Klaus Müller, Präsident der Bundesnetzagentur
Je mehr Energie jetzt eingespart wird, desto entspannter wird die Situation im Herbst, sagt der Präsident der Bundesnetzagentur Klaus Müller. Bildrechte: dpa

Die Bundesnetzagentur ruft Kommunen, Unternehmen und Privathaushalte zum Energiesparen auf. Präsident Klaus Müller sagte MDR AKTUELL, Deutschland müsse jetzt die Gasspeicher füllen. Je mehr eingespart werde, desto leichter werde die Situation im Herbst oder Winter. "Ein Grad weniger Raumtemperatur hilft schon einzusparen", sagt Müller.

Das Gebot der Stunde sei jetzt über Energieeinsparungen, Energieeffizienz und über die Umstellung von Produktion zu reden. Müller bezeichnet es als unverantwortlich, dass "man jetzt sagt, ich kann meine Heizung hoch aufdrehen, mich betrifft es ja nicht so schnell. Das bedeutet, dass woanders womöglich Arbeitsplätze gefährdet sind." Er wünsche sich auch Kommunen, die eigene Beiträge leisteten, um den Gasspeicher ihrer Region zu füllen.

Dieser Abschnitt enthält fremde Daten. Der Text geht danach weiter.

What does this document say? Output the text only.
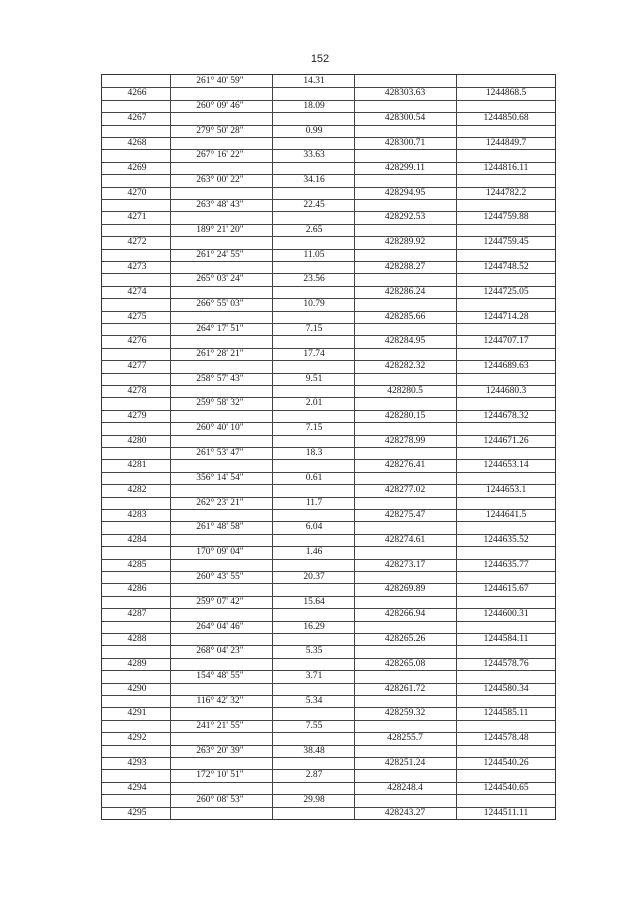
152
261° 40' 59"	14.31
4266	428303.63	1244868.5
260° 09' 46"	18.09
4267	428300.54	1244850.68
279° 50' 28"	0.99
4268	428300.71	1244849.7
267° 16' 22"	33.63
4269	428299.11	1244816.11
263° 00' 22"	34.16
4270	428294.95	1244782.2
263° 48' 43"	22.45
4271	428292.53	1244759.88
189° 21' 20"	2.65
4272	428289.92	1244759.45
261° 24' 55"	11.05
4273	428288.27	1244748.52
265° 03' 24"	23.56
4274	428286.24	1244725.05
266° 55' 03"	10.79
4275	428285.66	1244714.28
264° 17' 51"	7.15
4276	428284.95	1244707.17
261° 28' 21"	17.74
4277	428282.32	1244689.63
258° 57' 43"	9.51
4278	428280.5	1244680.3
259° 58' 32"	2.01
4279	428280.15	1244678.32
260° 40' 10"	7.15
4280	428278.99	1244671.26
261° 53' 47"	18.3
4281	428276.41	1244653.14
356° 14' 54"	0.61
4282	428277.02	1244653.1
262° 23' 21"	11.7
4283	428275.47	1244641.5
261° 48' 58"	6.04
4284	428274.61	1244635.52
170° 09' 04"	1.46
4285	428273.17	1244635.77
260° 43' 55"	20.37
4286	428269.89	1244615.67
259° 07' 42"	15.64
4287	428266.94	1244600.31
264° 04' 46"	16.29
4288	428265.26	1244584.11
268° 04' 23"	5.35
4289	428265.08	1244578.76
154° 48' 55"	3.71
4290	428261.72	1244580.34
116° 42' 32"	5.34
4291	428259.32	1244585.11
241° 21' 55"	7.55
4292	428255.7	1244578.48
263° 20' 39"	38.48
4293	428251.24	1244540.26
172° 10' 51"	2.87
4294	428248.4	1244540.65
260° 08' 53"	29.98
4295	428243.27	1244511.11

Schäden durch ausbleibendes Gas

Müller erklärte, es gebe Produktionsprozesse, da könne ausbleibendes Gas und damit Wärme zu praktisch irreparablen Schäden führen. Die Bundesnetzagentur versuche derzeit gemeinsam mit Industrie und der Energiewirtschaft Kriterien zu entwickeln und Daten zu aktualisieren, damit man wisse, welche Schäden einem Unternehmen drohten. "Dieser Dialog braucht Zeit", erklärt Müller. Er bekomme aber bereits jetzt Post von Unternehmen, die auf einer Liste gerne nach vorne gezogen werden würden.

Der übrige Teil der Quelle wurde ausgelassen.